The Congenital Nevus Support Group©
A Father's Gift
I am 56 years old and I was born with a rare, wrinkled, puffy torso nevus reaching from the very top of my neck to my buttocks, wrapping around to my upper arms and chest like an opened short-sleeve blouse. My nevus skin looks "thick," but it is actually very thin. I also have over 500 puffy satellites. After my birth, my father must have realized that there was nothing that could be done for me surgically. He always said, "No doctor will ever perform surgery on my daughter." Growing up, though, I desperately wanted to be “fixed.” I was mad at my father for years and naturally blamed him for not "fixing" me while I was a baby and wouldn’t remember it so I could look “normal.” My nevus didn’t stop me from living a “normal” life, though. I have a good job, nice house, got married and have three wonderful, nevus-free daughters and one beautiful, nevus-free granddaughter. After 16 years of marriage, I got divorced due to reasons other than the nevus. I’m single now and I like my freedom. Of course, if “Mr. Right” happened along, well…..

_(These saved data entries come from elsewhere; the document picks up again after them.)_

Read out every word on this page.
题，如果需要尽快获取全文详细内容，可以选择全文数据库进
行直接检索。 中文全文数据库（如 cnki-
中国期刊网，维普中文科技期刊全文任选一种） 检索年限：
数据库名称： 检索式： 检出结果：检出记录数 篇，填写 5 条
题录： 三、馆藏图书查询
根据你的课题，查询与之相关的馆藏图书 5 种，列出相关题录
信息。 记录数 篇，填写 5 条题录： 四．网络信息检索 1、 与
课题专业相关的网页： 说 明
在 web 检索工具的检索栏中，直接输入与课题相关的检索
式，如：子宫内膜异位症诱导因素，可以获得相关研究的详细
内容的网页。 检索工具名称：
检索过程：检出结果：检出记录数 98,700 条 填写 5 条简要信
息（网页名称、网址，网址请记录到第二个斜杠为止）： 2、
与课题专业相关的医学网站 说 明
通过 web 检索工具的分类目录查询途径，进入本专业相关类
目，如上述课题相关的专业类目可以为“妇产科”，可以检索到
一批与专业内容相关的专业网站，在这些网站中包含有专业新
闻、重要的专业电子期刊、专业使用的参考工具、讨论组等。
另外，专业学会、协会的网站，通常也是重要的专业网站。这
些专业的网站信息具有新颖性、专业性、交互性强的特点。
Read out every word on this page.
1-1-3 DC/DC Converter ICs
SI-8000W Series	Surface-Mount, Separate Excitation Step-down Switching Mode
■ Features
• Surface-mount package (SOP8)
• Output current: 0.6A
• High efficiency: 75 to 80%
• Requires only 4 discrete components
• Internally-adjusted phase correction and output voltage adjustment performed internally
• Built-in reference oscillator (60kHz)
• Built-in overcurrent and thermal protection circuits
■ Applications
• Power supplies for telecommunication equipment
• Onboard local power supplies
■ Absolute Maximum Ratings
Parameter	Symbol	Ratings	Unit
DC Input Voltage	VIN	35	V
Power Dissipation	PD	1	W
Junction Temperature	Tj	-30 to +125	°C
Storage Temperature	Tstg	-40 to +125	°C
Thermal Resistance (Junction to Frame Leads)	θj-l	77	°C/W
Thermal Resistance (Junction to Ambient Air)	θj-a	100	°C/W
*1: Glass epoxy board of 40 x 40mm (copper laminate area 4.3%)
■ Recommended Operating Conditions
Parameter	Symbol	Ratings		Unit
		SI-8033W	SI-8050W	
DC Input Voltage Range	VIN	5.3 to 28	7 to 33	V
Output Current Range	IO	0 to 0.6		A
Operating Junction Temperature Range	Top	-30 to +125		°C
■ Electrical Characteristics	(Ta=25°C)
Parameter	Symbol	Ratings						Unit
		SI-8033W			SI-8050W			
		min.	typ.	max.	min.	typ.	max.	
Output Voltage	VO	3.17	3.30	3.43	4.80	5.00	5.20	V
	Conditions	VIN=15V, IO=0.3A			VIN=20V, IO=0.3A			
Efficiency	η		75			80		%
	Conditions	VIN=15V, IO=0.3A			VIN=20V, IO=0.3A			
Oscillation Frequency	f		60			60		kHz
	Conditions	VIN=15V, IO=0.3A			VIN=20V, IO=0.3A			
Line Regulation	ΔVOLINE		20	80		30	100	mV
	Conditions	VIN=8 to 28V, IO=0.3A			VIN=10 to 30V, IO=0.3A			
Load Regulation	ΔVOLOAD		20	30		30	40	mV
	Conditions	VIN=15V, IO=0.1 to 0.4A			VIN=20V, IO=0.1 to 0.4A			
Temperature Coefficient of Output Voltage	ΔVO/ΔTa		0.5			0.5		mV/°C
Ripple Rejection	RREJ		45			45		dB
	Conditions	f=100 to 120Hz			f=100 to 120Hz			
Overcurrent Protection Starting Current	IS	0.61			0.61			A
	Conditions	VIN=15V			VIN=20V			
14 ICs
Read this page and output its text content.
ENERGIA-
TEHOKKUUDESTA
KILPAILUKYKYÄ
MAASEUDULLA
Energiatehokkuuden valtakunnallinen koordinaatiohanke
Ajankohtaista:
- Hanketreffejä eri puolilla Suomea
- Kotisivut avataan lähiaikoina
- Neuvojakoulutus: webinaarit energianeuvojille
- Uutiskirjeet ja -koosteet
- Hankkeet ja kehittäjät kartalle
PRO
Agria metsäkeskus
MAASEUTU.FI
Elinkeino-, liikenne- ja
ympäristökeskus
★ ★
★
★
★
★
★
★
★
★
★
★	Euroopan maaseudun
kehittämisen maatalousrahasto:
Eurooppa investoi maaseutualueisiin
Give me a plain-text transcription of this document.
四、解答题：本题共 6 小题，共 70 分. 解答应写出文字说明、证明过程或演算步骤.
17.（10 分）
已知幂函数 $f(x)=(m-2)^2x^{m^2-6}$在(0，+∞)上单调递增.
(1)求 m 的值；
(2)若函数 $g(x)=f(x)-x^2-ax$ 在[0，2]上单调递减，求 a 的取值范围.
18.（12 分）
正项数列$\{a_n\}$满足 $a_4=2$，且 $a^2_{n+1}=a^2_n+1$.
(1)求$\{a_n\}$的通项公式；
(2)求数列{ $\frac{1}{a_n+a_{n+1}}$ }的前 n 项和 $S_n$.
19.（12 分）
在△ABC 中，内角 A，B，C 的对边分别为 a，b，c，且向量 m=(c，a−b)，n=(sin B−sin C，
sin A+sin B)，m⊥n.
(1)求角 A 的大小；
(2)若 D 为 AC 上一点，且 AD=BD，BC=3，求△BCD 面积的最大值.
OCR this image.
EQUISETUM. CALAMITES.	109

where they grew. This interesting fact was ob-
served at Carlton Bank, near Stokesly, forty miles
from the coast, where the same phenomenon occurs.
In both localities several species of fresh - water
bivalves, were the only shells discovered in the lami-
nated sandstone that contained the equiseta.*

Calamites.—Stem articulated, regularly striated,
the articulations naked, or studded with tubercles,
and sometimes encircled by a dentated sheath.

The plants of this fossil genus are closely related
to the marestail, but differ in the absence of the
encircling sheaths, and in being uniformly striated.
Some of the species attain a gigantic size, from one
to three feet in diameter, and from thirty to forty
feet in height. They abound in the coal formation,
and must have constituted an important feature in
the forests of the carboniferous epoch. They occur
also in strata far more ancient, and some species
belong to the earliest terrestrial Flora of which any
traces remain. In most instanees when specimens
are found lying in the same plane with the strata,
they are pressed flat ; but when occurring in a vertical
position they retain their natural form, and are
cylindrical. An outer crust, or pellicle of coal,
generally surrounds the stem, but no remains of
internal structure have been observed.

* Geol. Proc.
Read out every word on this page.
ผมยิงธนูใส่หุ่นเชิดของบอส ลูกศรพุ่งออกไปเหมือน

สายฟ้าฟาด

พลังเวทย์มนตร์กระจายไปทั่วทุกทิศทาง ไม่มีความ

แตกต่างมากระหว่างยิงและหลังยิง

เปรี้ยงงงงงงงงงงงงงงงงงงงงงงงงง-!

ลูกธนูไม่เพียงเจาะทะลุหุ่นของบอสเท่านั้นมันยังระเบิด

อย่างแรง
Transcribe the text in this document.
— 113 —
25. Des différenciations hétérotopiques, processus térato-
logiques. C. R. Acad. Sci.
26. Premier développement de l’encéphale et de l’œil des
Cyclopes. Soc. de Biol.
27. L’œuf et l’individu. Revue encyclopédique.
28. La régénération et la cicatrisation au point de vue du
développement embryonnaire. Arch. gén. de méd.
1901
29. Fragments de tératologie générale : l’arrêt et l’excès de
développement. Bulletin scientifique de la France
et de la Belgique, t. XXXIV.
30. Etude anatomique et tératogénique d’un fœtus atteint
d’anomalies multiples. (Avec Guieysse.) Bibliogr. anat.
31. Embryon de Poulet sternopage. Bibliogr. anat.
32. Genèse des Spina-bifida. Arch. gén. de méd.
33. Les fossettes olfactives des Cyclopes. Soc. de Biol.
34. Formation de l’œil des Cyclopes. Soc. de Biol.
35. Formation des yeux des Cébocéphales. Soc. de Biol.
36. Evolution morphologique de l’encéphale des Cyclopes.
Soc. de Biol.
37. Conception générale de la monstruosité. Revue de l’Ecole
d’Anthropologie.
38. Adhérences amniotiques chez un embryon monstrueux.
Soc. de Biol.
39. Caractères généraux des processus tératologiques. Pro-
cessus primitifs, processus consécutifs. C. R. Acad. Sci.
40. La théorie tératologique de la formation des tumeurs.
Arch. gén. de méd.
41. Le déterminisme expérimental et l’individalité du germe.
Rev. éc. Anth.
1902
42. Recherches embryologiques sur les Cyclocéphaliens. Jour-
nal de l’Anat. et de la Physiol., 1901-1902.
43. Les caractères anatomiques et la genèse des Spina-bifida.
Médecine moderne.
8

I have always wanted to meet other nevus people who had had surgery to see if I could have looked more normal. I always had the thought that surgery would make you better. Almost 2 years ago, I had the opportunity to meet a group of nevus adults and children, after my daughters found other people with giant nevus for me through the Internet. I was 55 years old before I met anyone else with a giant nevus. I was expecting those who had had surgery to look good enough so that they could expose the surgically-treated skin when they went out. Imagine my disappointment to find that most of the time, they didn’t look any better because the scarring was so bad. And they all still kept the treated areas covered up and hidden. After seeing the terrible scars left after surgery, it really upsets me to think doctors and parents would put a nevus child through all that because most of the time, for those with really huge nevi, they aren't any better after treatment. In fact, some looked worse after treatment than me without any treatment! I remember hearing that with really giant nevi, you either keep the nevus as is or you look like a burn victim. Surgery seems to help those with smaller nevi, but not those with giant ones like mine. One girl with a giant nevus had had surgery on her thighs and was still very self-conscious about showing me her legs, which were severely scarred. She was so embarrassed she pulled her clothes up and down above her knee so fast I barely saw her skin. I could not believe that’s what surgical treatment did to her. If you were proud of your surgery, you would have modeled your thigh showing how great you looked, not hidden it quickly in shame. I was upset looking at those scars thinking I could have gone through all that and not been any better--and maybe worse, with numbness, itching, and irritation. Now that I have seen nevus people who have gone through many surgeries, I realize my father was right. He was a lot wiser than I thought. In the end, he saved me from going through an ordeal that was not going to benefit me at all and for that I give thanks.
The best gift a parent can give a giant nevus child is to teach them to focus on the blessings they have and not on the ones they don’t. We need to learn to concentrate on the things we can do and not on the things we can’t. I can't wear low-necked, short-sleeved tops without getting stared at. I would love to be able to go out wearing a T-shirt, but that is a blessing I will never have. I need to concentrate on the things I can do and not on the things I can't. Building a child to learn to live the way they were born is a far greater gift to give that child than endless surgeries. I had a hard time dealing with my parents’ decision until I saw a lot of giant nevus people and realized how well off I was surgery-free. There are some blessings I donSome things are better off left alone. Some things just cannot be fixed. If surgery is done for cosmetic reasons only, I would advise parents to check out the results of lots of nevus people who have had it done before you subject your child to it. Look the treated nevus people over really well before deciding on surgery.
Even with today's technology, I wouldn't have anything surgically done to me now. If I hadn’t seen people who had had surgery, I would have always wondered if surgery could have helped me. If I had stumbled on a doctor who told me he could help me, I would have jumped for it even at my age of 56. But after seeing all the bad surgical results, now if a doctor told me, "I can fix you," I would tell him, "No, you can't." In fact, after seeing one or two people with truly giant nevi who have had surgery done,and the scarring and what they went through, it should be obvious to anyone that it is impossible to make a giant nevus better most of the time. We can't be fixed. As one of my daughters told me, “Mom, skin is something that can’t be copied yet.”
I made the choice when I was in junior high to have the satellites removed off my knees. I always wore knee length socks and longer skirts and thought if I could "fix" my knees up, then I would look "normal." But the scars on my knees ended up to be no improvement. When I healed up, I was no better afterward. I did have several satellites on my face that I was happy to have removed. They scarred but those scars are better than the original moles I had. So surgery sometimes helps, but not most of the time. Now that I am older and see the results of surgeries that have been done on nevus kids with huge nevi, I just thank my lucky stars that I never had to go through that ordeal. Who could have imagined that my father was right after all. Thanks, Dad!